Dig into LSU’s linebacker history and you’ll find a surprisingly shallow pool. When Poseur and I dug into the ATVS All-Time Team at linebacker, the old hands took the trophy with ease. Think about LSU’s best defenses since 2000. Who were the LB standouts on those teams? Sure, Bradie James came and went in that timeframe. But the 2003 defense featured guys like Lionel Turner and Eric Alexander. 2007’s strong group had Ali Highsmith, who doesn’t rank in the top 10 in a single tackles statistic for LSU. In 2011, the only weak link of the entire unit was a linebacker core that rotated young Kevin Minter with safety convert Karnell Hatcher. The best player in that group was... Ryan Baker...
That’s not to say there’s been no positives. Minter blossomed in 2013 to a full-blown stud. Kelvin Sheppard quietly crept his way into LSU’s top 10 tackle leaders. James and Faulk were two-man wrecking machines. Recently, Debo and Duke Riley have turned in stellar senior campaigns turning themselves from undrafted free agents to top round draft picks. Kendall Beckwith played excellently once shifted fully to middle linebacker duties.
But the history is spotty. And often concentrated. Mike Anderson and Warren Capone dominated the early 70s. Al Richardson, Lawrence Williams and Lyman White all played together and wound up as three of LSU’s top six tacklers of all-time. Michael Brooks had Ron Sancho. The aforementioned duo of James and Faulk initiate the dawn of a new era of LSU football, and the next best pair since them has probably been Kelvin Sheppard and Perry Riley. There are varying levels of quality in there, but usually every alpha dawg had his henchman and they were all separated by about a decade.
Which is truly surprising in a state that churns out an outrageous number of 6’0”-6’5”, 200-250 pound athletes on a yearly basis. Lots of those kids play RB sure, but plenty could find success on defense and yet seemingly never do. The trend seems to be turning a corner, as we see a talented two-way player like Devin White, who was adamant about carrying the football as a recruit, quickly see his path to the next level is on the defensive side of the ball.
Still there’s a limited number of top-tier linebackers produced in state on a yearly basis, which drives LSU into Texas and the Southeast to find the players to build their core. This year it was Tennessee and Georgia. It’s not always been an area of success, but under Dave Aranda the tide is beginning to turn.

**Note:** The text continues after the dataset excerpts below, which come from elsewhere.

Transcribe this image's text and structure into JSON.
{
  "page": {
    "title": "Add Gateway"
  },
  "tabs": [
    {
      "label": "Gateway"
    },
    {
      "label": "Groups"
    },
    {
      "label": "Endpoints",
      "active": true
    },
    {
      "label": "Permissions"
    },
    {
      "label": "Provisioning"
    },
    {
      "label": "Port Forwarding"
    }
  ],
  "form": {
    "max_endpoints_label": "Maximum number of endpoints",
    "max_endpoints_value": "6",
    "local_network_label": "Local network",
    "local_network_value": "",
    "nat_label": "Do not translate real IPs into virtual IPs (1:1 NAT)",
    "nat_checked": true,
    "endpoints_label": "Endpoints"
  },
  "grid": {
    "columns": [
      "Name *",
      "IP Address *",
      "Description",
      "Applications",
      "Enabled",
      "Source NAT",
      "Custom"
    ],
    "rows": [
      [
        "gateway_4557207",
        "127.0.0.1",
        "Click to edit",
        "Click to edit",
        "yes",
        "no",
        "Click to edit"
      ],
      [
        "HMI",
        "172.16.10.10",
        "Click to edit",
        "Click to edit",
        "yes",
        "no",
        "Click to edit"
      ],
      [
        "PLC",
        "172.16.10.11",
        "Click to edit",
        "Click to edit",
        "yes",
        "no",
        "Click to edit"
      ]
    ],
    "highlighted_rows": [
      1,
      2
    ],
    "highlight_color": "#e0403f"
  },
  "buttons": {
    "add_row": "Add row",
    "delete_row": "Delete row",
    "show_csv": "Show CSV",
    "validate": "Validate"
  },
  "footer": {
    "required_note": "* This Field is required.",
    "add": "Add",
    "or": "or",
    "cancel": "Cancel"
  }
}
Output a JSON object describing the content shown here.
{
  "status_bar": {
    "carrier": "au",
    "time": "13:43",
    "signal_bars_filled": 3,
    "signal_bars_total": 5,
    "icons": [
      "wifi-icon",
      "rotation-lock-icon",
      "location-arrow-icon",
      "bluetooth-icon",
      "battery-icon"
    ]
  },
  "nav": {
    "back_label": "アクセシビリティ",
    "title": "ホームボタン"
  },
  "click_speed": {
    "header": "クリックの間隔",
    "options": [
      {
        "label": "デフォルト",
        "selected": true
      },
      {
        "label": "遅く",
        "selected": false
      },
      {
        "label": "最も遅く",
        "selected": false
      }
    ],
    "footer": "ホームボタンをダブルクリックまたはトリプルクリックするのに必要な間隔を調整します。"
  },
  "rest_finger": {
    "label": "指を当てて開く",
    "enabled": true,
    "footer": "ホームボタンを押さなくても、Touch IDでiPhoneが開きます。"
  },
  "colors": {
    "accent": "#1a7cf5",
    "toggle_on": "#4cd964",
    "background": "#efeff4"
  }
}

No player is more emblematic of that transition than Nashville, Tennessee native Jacob Phillips.
The Back of the Card
110 - 101 = Franchise Player. One of the best players to come along in years, if not decades. Odds of having a player in this category every year is slim. This prospect has "can’t miss" talent.
100 - 98 = Five-star prospect. One of the top 30 players in the nation. This player has excellent pro-potential and should emerge as one of the best in the country before the end of his career. There will be 32 prospects ranked in this range in every football class to mirror the first round of the NFL Draft.
97 - 90 = Four-star prospect. One of the top 300 players in the nation. This prospect will be an impact-player for his college team. He is an All-American candidate who is projected to play professionally.
89 - 80 = Three-star prospect. One of the top 10% players in the nation. This player will develop into a reliable starter for his college team and is among the best players in his region of the country. Many three-stars have significant pro potential.
79 - below = Two-star prospect. This player makes up the bulk of Division I rosters. He may have little pro-potential, but is likely to become a role player for his respective school.
247 Composite Ranking: ****
247 Composite Rating: .9719
Jacob Phillips is a man. Listed officially at 6’3”, 237 pounds, he looks every bit of it here:
That’s a full-grown man. That is an adult human body. Phillips isn’t one that needs to grow into his position. He did that two years ago.
His 247 composite rating illustrates his fringe 5-star status (Rivals ranked him a 5-star) and he finished ranked as the No. 1 ILB in the country. Phillips was a U.S. Army All-American bowl participant. During the game he recorded four tackles, mostly notably tackling Alabama running back commit Najee Harris for a loss. Phillips excelled all throughout AA week, earning himself a nice bump in all final recruiting rankings.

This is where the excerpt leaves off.